Nous avons décrit une méthode pour l'application de l'IF de cellules de BE à élucider les effets physiologiques des thérapies ciblées sur ces cellules. Alors que nous avons décrit l'utilisation de ces procédures à l'égard des cellules de BE, nous avons constaté que ces procédés sont également applicables à une variété de types cellulaires différents ^13,17,18. En outre, ces procédures peuvent être modifiées de plusieurs façons d'optimiser coloration pour des objectifs spécifiques.

Nous trouvons un paramètre qui a un effet direct sur bon SI est le choix de la fixation. Nous avons décrit l'utilisation de 4% PFA / PBS pour la fixation dans les procédures ci-dessus mais fixateurs alternatifs sont également applicables. Fixation avec du méthanol froid (-20 ° C) pendant 20 minutes après lavage avec du PBS est approprié pour certaines protéines / anticorps ^13. L'utilisation de méthanol froid pour la fixation nie la nécessité de perméabiliser les cellules. Cependant, le choix du fixateur (PFA à 4% / PBS ou du methanol froid) doit être déterminée de manière empirique.

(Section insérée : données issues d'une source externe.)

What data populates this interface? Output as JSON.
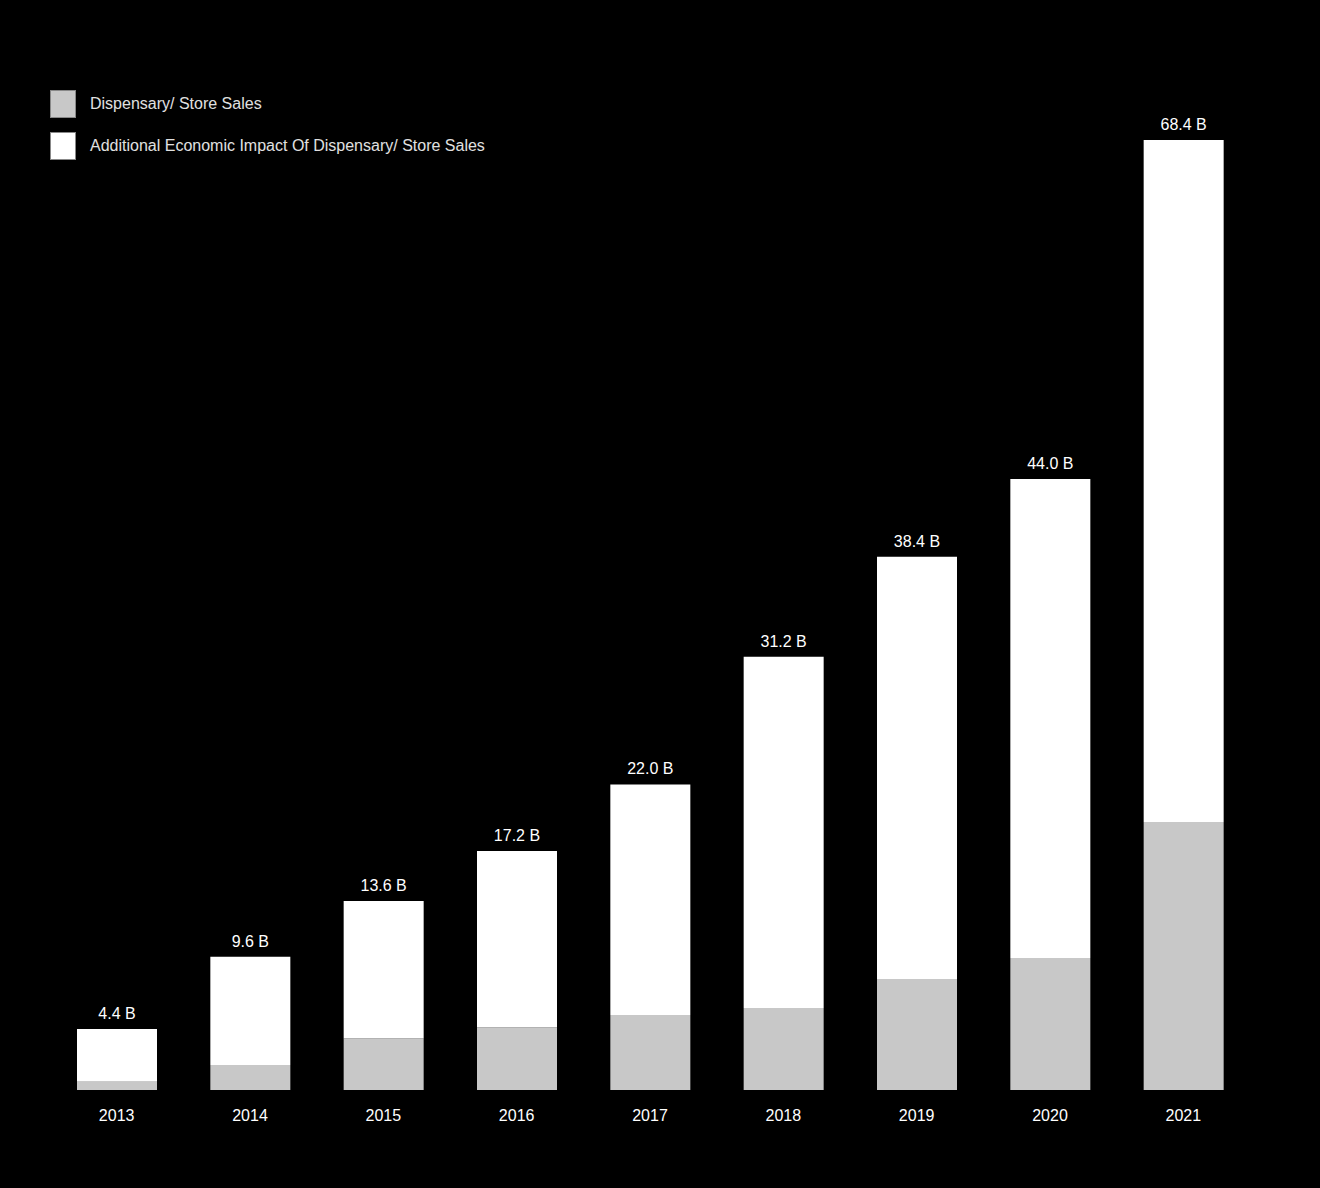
{
  "chart_data": {
    "type": "bar",
    "stacked": true,
    "legend": "top-left",
    "tick_labels": "x",
    "categories": [
      "2013",
      "2014",
      "2015",
      "2016",
      "2017",
      "2018",
      "2019",
      "2020",
      "2021"
    ],
    "series": [
      {
        "name": "Dispensary/ Store Sales",
        "color": "#c8c8c8",
        "values": [
          0.6,
          1.8,
          3.7,
          4.5,
          5.4,
          5.9,
          8.0,
          9.5,
          19.3
        ]
      },
      {
        "name": "Additional Economic Impact Of Dispensary/ Store Sales",
        "color": "#ffffff",
        "values": [
          3.8,
          7.8,
          9.9,
          12.7,
          16.6,
          25.3,
          30.4,
          34.5,
          49.1
        ]
      }
    ],
    "total_labels": [
      "4.4 B",
      "9.6 B",
      "13.6 B",
      "17.2 B",
      "22.0 B",
      "31.2 B",
      "38.4 B",
      "44.0 B",
      "68.4 B"
    ]
  }
}
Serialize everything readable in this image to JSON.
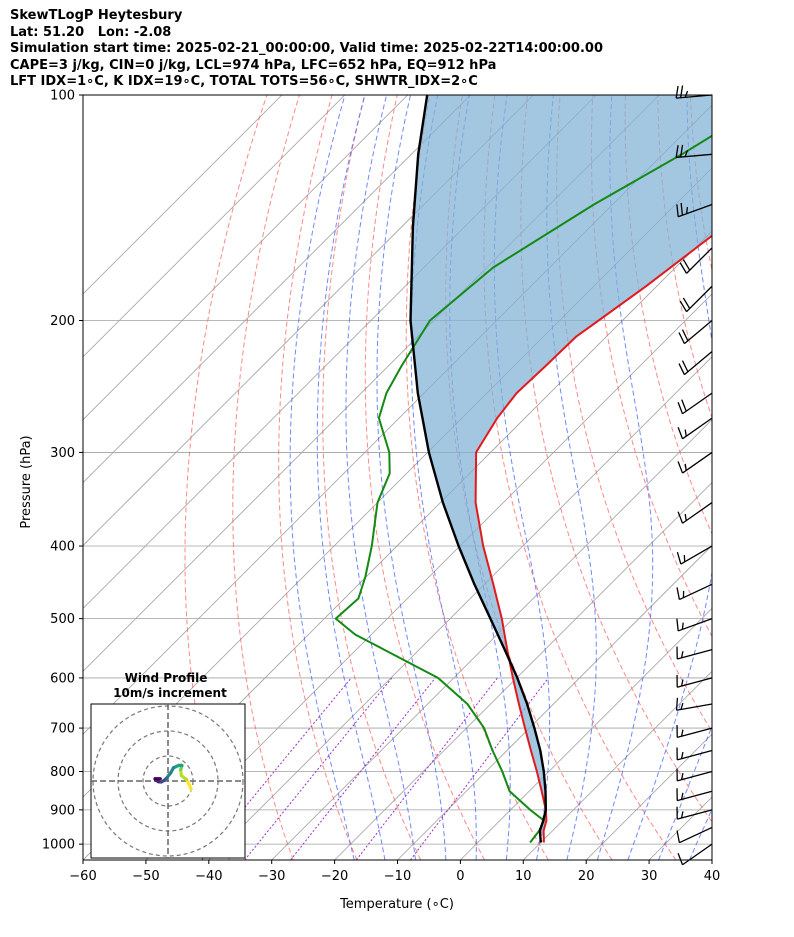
{
  "header": {
    "line1": "SkewTLogP Heytesbury",
    "line2": "Lat: 51.20   Lon: -2.08",
    "line3": "Simulation start time: 2025-02-21_00:00:00, Valid time: 2025-02-22T14:00:00.00",
    "line4": "CAPE=3 j/kg, CIN=0 j/kg, LCL=974 hPa, LFC=652 hPa, EQ=912 hPa",
    "line5": "LFT IDX=1∘C, K IDX=19∘C, TOTAL TOTS=56∘C, SHWTR_IDX=2∘C"
  },
  "colors": {
    "temperature": "#e31a1c",
    "dewpoint": "#138a13",
    "parcel": "#000000",
    "cape_fill": "#7fb2d6",
    "dry_adiabat": "#ff6060",
    "moist_adiabat": "#4060ff",
    "mixing_ratio": "#9b30c8",
    "isotherm": "#a0a0a0"
  },
  "chart_data": {
    "type": "line",
    "title": "",
    "xlabel": "Temperature (∘C)",
    "ylabel": "Pressure (hPa)",
    "xlim": [
      -60,
      40
    ],
    "ylim": [
      1050,
      100
    ],
    "y_scale": "log",
    "x_ticks": [
      "−60",
      "−50",
      "−40",
      "−30",
      "−20",
      "−10",
      "0",
      "10",
      "20",
      "30",
      "40"
    ],
    "y_ticks": [
      100,
      200,
      300,
      400,
      500,
      600,
      700,
      800,
      900,
      1000
    ],
    "skew": "45 degrees",
    "grid": true,
    "series": [
      {
        "key": "temperature",
        "p": [
          995,
          960,
          930,
          900,
          850,
          800,
          750,
          700,
          650,
          600,
          550,
          500,
          450,
          400,
          350,
          320,
          300,
          270,
          250,
          230,
          210,
          200,
          180,
          150,
          120,
          100
        ],
        "t": [
          10.5,
          8.6,
          7.4,
          5.6,
          2.0,
          -1.9,
          -6.2,
          -10.7,
          -15.5,
          -20.6,
          -26.0,
          -31.8,
          -38.6,
          -46.3,
          -54.4,
          -59.0,
          -62.3,
          -64.4,
          -65.3,
          -65.0,
          -64.8,
          -63.8,
          -61.7,
          -58.8,
          -56.7,
          -56.8
        ]
      },
      {
        "key": "dewpoint",
        "p": [
          995,
          960,
          930,
          900,
          850,
          800,
          750,
          700,
          650,
          600,
          550,
          525,
          500,
          470,
          440,
          400,
          350,
          320,
          300,
          270,
          250,
          230,
          200,
          170,
          140,
          120,
          100
        ],
        "t": [
          8.3,
          7.9,
          7.0,
          3.1,
          -3.1,
          -7.4,
          -12.3,
          -17.2,
          -23.7,
          -32.5,
          -45.6,
          -52.6,
          -58.2,
          -57.8,
          -60.1,
          -64.0,
          -70.0,
          -72.7,
          -76.1,
          -83.2,
          -86.0,
          -87.9,
          -90.6,
          -89.0,
          -83.0,
          -77.0,
          -71.0
        ]
      },
      {
        "key": "parcel",
        "p": [
          995,
          960,
          930,
          900,
          850,
          800,
          750,
          700,
          650,
          600,
          550,
          500,
          450,
          400,
          350,
          300,
          250,
          200,
          150,
          120,
          100
        ],
        "t": [
          10.0,
          8.0,
          6.9,
          5.6,
          2.6,
          -0.8,
          -4.7,
          -9.2,
          -14.2,
          -19.9,
          -26.4,
          -33.6,
          -41.6,
          -50.2,
          -59.6,
          -69.8,
          -81.0,
          -93.7,
          -108.2,
          -118.9,
          -126.9
        ]
      }
    ],
    "wind_barbs": {
      "p": [
        1000,
        950,
        900,
        850,
        800,
        750,
        700,
        650,
        600,
        550,
        500,
        450,
        400,
        350,
        300,
        270,
        250,
        220,
        200,
        180,
        160,
        140,
        120,
        100
      ],
      "speed_kt": [
        10,
        10,
        15,
        15,
        15,
        15,
        15,
        15,
        15,
        15,
        15,
        15,
        15,
        15,
        15,
        15,
        20,
        20,
        20,
        20,
        20,
        25,
        25,
        25
      ],
      "direction_deg": [
        235,
        245,
        255,
        255,
        255,
        255,
        255,
        260,
        255,
        255,
        250,
        245,
        240,
        235,
        235,
        235,
        235,
        230,
        230,
        225,
        225,
        250,
        265,
        265
      ]
    },
    "hodograph": {
      "title_line1": "Wind Profile",
      "title_line2": "10m/s increment",
      "u": [
        9.2,
        8.5,
        7.4,
        5.3,
        5.1,
        5.4,
        5.6,
        5.4,
        4.2,
        2.2,
        1.1,
        -0.6,
        -1.6,
        -2.7,
        -3.8,
        -4.9,
        -5.2,
        -3.1
      ],
      "v": [
        -3.3,
        -1.5,
        0.6,
        2.2,
        4.6,
        5.6,
        6.2,
        6.3,
        6.2,
        5.3,
        3.3,
        1.1,
        0.2,
        -0.4,
        -0.3,
        0.3,
        0.9,
        0.9
      ]
    }
  }
}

Les procédures décrites ci-dessus décrivent la visualisation d'une protéine unique; Mais cette méthode est facilement adaptable à l'identification d'une cible supplémentaire ^13. Pour optimiser la SI de deux protéines, les anticorps primaires soulevées dans deux espèces différentes (par exemple, celle soulevée dans lapin et un chez la souris), et des anticorps reconnaissant spécifiquement secondaires chaque espèce, couplés à des fluorophores différents, sont nécessaires. Des anticorps secondaires couplés à des fluorophores verts et rouges, combinées avec du DAPI fournissent un excellent contraste entre les cibles, en plus d'éviter les interférences généralement de multiples fluorophores. Car si deux cibles dans les cellules de BE, effectuer une incubation séquentielle de deux anticorps primaires et secondaires de leur respectives après la fixation. Étapes de lavage et de montage de diapositives restent les mêmes.

En résumé, nous proposons un protocole simple et utile pour SI de cellules BE. L'application de ces procédures peut donner information en ce qui concerne les effets d'un traitement médicamenteux, l'introduction de gènes d'intérêt ectopiques, ou la régulation négative de l'ARNi des gènes d'intérêt dans des cellules de BE.

Les auteurs déclarent qu'ils n'ont aucun intérêt financier concurrents.

Ce travail a été soutenu par des subventions du St, la Fondation Joseph (AJF, LJI) et l'American Lung Association, RG-224607-N (LJI).